[c-nsp] acess-list

Peter Rathlev peter at rathlev.dk
Thu Oct 30 08:23:41 EDT 2008


On Thu, 2008-10-30 at 10:36 +0200, Ziv Leyes wrote:
> I think that what Adrian was asking, and it's something I would also
>  like to know is let's suppose I have an acl for vty 0 4 and another
>  acl for vty 5 15
> acl for 0 4 allows access to x.x.x.x
> acl for 5 15 allows access to y.y.y.y
> 
> How can I as a y.y.y.y client, be sure I connect to a vty between 5 and
> 15 and not fall into a denied 0 to 4?
> If I'm the only one that tries to connect, by default I'll fall in vty
> 0, if I'm denied there but allowed in 5 to 15, will I be derived to
> there as a fallback?

The router allocates the VTY from 0 an onwards, so the first person
connecting gets VTY 0, next one VTY 1 and so on. There is practically no
security benifits in having different ACLs on different VTYs. It is
trivial for an attacker to starve e.g. VTY 0 - 4 so he can connect to
VTY 5. In my eyes: Always treat every VTY the same.

> Or there is a way I can force my connection to fall in vty 5 and up?
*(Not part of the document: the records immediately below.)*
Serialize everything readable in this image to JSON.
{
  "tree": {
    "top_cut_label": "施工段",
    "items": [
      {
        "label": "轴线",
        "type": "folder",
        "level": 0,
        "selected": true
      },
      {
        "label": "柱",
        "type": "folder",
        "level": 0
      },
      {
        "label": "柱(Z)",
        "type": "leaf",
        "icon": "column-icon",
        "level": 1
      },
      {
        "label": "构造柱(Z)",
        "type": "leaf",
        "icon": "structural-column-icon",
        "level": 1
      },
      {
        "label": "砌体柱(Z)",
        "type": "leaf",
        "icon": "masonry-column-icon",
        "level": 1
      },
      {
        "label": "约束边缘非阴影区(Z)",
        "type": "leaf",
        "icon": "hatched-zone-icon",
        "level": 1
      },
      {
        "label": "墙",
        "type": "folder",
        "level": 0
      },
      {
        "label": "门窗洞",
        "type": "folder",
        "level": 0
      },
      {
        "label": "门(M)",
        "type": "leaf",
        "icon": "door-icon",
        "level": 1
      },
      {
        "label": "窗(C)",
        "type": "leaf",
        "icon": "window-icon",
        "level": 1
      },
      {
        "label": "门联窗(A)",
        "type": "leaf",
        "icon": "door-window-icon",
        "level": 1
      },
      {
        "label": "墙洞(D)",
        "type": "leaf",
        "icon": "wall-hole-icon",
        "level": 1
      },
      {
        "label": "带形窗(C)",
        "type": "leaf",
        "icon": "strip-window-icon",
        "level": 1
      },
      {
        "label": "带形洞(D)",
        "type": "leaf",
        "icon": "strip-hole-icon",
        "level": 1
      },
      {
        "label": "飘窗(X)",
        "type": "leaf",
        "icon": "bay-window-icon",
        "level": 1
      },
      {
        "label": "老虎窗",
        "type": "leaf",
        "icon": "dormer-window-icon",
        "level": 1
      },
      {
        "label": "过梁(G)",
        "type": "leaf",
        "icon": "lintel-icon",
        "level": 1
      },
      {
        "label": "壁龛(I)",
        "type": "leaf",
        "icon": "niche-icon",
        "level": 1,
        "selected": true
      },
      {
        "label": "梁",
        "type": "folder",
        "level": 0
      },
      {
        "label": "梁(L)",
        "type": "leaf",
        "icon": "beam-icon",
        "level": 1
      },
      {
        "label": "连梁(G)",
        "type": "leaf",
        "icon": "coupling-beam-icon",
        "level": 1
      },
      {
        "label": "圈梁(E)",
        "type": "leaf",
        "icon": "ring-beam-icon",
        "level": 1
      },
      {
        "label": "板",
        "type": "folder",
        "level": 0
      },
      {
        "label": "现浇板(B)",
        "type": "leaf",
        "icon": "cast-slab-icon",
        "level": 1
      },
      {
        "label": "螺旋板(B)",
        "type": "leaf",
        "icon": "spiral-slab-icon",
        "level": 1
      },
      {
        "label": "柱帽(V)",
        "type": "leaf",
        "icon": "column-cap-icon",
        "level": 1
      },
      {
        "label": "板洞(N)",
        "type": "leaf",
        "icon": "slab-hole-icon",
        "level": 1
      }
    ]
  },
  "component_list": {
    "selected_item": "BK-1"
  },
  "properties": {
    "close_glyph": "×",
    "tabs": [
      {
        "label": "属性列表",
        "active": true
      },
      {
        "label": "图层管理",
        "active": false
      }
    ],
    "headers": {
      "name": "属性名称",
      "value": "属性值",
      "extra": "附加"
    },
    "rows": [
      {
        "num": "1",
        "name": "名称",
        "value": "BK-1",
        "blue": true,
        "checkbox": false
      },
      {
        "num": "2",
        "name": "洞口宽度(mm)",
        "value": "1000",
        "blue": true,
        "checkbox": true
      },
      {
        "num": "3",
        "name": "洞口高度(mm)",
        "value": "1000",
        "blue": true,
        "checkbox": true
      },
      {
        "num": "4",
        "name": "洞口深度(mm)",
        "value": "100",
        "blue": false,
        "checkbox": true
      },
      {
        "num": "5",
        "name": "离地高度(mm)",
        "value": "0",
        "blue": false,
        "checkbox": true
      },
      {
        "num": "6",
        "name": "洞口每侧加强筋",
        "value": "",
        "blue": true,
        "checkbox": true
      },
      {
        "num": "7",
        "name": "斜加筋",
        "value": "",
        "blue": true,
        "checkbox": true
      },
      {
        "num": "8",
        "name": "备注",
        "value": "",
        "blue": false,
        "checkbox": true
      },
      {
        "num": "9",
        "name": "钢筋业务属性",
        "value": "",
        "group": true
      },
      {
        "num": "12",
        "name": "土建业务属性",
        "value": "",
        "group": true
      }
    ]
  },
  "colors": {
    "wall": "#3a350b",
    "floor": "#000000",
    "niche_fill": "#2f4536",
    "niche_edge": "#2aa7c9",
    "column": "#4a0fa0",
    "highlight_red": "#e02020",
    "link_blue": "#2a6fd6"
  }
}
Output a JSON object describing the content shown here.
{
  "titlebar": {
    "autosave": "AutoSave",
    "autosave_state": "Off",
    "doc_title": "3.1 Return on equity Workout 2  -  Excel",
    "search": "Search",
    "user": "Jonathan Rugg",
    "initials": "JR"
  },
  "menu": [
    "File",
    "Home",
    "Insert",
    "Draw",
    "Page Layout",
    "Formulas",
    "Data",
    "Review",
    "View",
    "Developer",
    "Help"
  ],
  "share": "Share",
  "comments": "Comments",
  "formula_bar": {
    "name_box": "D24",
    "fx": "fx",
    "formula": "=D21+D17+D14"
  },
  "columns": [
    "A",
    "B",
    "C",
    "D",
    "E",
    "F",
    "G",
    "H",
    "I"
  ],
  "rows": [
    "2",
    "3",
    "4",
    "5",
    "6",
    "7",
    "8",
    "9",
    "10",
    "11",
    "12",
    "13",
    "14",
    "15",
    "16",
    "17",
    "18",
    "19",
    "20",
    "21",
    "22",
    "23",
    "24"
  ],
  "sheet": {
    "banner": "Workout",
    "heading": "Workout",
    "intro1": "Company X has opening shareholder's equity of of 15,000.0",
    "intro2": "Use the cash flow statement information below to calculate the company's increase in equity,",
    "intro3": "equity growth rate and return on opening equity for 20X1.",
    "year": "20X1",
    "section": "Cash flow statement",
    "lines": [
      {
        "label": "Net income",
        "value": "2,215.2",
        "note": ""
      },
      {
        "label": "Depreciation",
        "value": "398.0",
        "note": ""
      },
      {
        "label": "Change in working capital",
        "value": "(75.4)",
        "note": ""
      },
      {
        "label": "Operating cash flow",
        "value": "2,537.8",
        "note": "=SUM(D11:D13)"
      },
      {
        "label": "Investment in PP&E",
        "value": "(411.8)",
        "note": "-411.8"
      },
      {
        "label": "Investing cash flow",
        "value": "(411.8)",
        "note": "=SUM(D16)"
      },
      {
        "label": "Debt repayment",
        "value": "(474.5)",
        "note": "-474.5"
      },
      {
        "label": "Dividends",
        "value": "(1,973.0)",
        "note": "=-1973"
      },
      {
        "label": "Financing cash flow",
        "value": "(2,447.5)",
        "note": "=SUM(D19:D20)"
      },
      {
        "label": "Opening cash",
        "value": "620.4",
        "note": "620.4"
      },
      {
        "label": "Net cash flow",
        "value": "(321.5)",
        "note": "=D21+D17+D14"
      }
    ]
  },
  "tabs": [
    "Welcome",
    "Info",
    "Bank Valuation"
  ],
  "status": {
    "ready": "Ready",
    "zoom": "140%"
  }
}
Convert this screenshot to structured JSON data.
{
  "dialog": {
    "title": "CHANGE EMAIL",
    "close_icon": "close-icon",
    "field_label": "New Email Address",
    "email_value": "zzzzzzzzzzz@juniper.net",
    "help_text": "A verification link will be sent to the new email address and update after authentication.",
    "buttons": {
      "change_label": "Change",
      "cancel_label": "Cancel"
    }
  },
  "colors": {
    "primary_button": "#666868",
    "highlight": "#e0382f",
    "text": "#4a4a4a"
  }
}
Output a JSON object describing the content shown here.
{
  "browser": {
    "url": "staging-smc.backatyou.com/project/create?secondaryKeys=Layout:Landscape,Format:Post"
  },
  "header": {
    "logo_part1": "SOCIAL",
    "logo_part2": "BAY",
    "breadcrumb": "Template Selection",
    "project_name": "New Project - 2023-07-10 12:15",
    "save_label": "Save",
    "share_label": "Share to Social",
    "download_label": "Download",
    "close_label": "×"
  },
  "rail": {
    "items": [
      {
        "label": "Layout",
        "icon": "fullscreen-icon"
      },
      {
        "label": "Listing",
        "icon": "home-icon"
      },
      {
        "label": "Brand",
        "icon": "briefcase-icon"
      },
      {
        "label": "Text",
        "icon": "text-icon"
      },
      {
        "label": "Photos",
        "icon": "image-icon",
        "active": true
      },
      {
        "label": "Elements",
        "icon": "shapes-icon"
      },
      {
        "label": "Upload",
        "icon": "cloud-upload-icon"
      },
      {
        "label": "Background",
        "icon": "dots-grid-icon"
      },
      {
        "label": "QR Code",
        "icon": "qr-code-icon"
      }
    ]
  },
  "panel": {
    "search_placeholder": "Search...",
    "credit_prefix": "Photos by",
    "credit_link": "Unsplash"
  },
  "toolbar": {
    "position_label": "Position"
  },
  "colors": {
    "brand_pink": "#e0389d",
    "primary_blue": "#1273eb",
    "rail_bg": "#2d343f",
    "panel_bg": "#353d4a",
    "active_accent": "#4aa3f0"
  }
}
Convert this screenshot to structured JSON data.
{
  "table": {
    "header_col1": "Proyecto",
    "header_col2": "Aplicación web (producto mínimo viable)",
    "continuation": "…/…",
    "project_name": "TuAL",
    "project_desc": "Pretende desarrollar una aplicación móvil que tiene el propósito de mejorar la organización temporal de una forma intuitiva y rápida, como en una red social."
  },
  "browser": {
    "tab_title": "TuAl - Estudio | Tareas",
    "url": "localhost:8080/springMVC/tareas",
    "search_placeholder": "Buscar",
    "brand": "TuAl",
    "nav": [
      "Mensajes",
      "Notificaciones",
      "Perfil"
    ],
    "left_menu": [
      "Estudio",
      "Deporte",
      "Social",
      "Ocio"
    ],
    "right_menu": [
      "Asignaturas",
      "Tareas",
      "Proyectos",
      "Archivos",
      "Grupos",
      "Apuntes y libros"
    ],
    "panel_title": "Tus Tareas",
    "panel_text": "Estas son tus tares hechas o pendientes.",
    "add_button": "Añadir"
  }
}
There's a "trick" with rotary-groups you might find useful. If you
assign a line to a rotary group, this line is accessible on port (3000
+group). This way you can reach a specific VTY by using another port.

line vty 6
 rotary 3010
!

You can assign several lines to the same rotary group and they will be
allocated serially. (Unless you choose them to be round robin selected.)